Here was the nub: achieving the lofty goals of a British-made independent India required communal harmony, but justifying the maintenance of the Empire required cultivating a division that would call for someone "to hold the balance". Following Britain's own proposal to divide India into a federation of Hindus, Muslims, and princely states, the Muslim League issued a call for a separate Muslim state in the 1940 Lahore Resolution. Linlithgow dismissed the idea of a partition as "silly" but decided "it would be a pity to throw too much cold water on it at the moment". The British found themselves bolstering the Muslim League even while abhorring the idea of partition. Whenever it was expedient, divide and rule won the day. The end of the raj always seemed, as Linlithgow said even in the final years, "very remote".
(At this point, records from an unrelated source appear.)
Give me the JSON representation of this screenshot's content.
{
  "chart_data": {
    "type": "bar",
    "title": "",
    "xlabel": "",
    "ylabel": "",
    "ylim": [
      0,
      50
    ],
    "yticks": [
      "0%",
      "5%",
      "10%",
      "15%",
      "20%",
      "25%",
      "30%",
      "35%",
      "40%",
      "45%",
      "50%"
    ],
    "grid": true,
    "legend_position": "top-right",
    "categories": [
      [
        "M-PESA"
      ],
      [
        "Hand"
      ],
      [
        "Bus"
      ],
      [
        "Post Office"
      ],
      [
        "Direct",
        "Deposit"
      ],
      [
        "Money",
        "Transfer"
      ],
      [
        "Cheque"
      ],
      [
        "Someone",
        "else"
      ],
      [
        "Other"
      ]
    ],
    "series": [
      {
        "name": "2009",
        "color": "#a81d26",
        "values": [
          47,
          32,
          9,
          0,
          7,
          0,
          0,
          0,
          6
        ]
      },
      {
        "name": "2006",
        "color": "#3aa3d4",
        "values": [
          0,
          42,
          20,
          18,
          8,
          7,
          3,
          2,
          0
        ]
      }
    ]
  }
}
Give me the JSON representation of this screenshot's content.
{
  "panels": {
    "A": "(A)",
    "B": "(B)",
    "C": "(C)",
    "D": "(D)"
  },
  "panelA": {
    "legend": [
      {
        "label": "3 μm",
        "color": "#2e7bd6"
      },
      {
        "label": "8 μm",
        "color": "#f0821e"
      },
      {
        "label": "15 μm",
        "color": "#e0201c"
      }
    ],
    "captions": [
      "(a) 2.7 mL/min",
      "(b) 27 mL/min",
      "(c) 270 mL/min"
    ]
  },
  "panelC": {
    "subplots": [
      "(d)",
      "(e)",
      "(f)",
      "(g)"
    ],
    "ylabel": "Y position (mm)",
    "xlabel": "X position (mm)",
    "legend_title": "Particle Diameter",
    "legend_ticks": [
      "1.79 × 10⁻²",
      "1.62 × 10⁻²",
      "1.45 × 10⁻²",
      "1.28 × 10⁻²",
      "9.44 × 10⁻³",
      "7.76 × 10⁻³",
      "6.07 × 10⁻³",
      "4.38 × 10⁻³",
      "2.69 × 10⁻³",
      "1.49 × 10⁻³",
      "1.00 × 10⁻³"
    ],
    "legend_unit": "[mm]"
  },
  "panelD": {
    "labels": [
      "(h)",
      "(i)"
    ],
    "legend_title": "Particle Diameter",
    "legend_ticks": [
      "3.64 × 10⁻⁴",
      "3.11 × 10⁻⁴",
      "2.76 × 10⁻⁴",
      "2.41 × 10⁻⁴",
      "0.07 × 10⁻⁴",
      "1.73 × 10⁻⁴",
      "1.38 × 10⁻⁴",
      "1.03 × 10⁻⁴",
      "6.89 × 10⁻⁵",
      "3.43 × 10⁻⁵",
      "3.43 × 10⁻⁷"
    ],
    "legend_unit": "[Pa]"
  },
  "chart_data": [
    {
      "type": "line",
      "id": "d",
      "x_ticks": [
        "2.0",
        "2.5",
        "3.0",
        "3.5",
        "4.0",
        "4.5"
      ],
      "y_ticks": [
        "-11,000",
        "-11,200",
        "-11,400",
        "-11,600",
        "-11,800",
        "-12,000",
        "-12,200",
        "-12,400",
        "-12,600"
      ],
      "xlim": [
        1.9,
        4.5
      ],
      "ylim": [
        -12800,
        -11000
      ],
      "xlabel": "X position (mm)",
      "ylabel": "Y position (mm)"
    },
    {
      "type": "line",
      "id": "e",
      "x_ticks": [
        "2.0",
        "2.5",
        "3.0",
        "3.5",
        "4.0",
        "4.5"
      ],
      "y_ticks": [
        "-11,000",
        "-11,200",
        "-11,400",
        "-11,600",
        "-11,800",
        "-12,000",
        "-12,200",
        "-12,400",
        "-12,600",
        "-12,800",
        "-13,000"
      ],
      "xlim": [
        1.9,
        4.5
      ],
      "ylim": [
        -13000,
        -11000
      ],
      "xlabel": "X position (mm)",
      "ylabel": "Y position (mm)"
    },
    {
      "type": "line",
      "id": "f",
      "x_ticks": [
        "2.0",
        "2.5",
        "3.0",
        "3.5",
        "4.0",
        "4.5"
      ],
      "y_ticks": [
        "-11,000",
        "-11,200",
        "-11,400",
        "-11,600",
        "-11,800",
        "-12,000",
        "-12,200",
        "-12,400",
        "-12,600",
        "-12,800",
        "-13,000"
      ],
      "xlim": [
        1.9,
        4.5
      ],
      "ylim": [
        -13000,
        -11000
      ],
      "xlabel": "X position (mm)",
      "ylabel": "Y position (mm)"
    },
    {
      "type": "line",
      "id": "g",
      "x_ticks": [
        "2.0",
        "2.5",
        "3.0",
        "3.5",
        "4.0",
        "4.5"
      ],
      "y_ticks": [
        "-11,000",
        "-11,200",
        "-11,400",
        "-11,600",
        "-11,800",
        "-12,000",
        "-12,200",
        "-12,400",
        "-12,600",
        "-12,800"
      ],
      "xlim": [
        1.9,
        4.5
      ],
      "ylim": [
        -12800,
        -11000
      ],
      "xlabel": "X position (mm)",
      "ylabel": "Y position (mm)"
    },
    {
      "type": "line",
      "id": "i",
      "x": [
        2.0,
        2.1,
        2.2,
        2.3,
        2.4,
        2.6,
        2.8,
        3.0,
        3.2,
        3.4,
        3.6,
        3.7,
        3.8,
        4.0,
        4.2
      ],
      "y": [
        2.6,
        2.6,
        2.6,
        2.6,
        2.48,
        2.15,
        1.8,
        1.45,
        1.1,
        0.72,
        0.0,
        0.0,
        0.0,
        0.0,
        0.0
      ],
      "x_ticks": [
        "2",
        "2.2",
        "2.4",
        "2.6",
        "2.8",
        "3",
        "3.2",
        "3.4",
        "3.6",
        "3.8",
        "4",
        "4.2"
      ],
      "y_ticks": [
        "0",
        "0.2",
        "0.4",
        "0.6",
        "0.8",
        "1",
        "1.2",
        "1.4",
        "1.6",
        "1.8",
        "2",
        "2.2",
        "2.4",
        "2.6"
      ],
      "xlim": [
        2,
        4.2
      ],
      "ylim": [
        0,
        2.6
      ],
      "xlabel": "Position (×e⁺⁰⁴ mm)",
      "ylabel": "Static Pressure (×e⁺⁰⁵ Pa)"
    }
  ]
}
Reid's indictment is probing and unsparing and lucid. For all its grand hopes, the raj ended in hypocrisy and violence. By focusing entirely on the calculations and personalities of the British rulers, however, Reid leaves the unbalanced impression that they are the only ones to blame for the disaster of Partition. A telling omission occurs in his characterization of the 1928 Nehru Report: "Its recommendations can be ignored now, as they were in their own time". The British may have ignored Motilal Nehru's proposed constitution, but the Muslim League did not. Objecting to the abandonment of promises for communal representation made in the 1916 Congress-League Lucknow Pact, the League endorsed Muhammad Ali Jinnah's Fourteen Points, an alternative constitutional draft. The episode was an important rupture between the shared anti-colonial objectives of each party.

Reid's monochromatic British perspective leads to other assumptions and distortions. He repeatedly asserts, by way of criticism, that Jawaharlal Nehru was a "radical", but never explains what he means by the word. He disparages M.K. Gandhi's desire for the inclusion of Congress-aligned Muslims in the political process as "intricate and tiresome"; he finds the fact that Muslims supported Congress for so many years to be "surprising". As much as he deplores the effects of divide and rule, Reid can seem to share the tactic's presuppositions. He is just as Anglocentric in his account of the 1943 Bengal Famine, defending Churchill plausibly, blaming callous merchants fairly, but failing to mention that there was actually no significant shortage in the output or aggregate supply of food while the British presided over the deaths of millions of Bengalis. Colonial officials who instituted the Bengal Destitute Persons Ordinance - under which starving refugees were expelled to Calcutta's outskirts for the sake of wartime morale - evade Reid's scrutiny.

In an otherwise perceptive and judicious book, these oversights call to mind what makes Indian Independence Day so uncanny: the way in which colonialism denied Indians primacy in the making of their own history.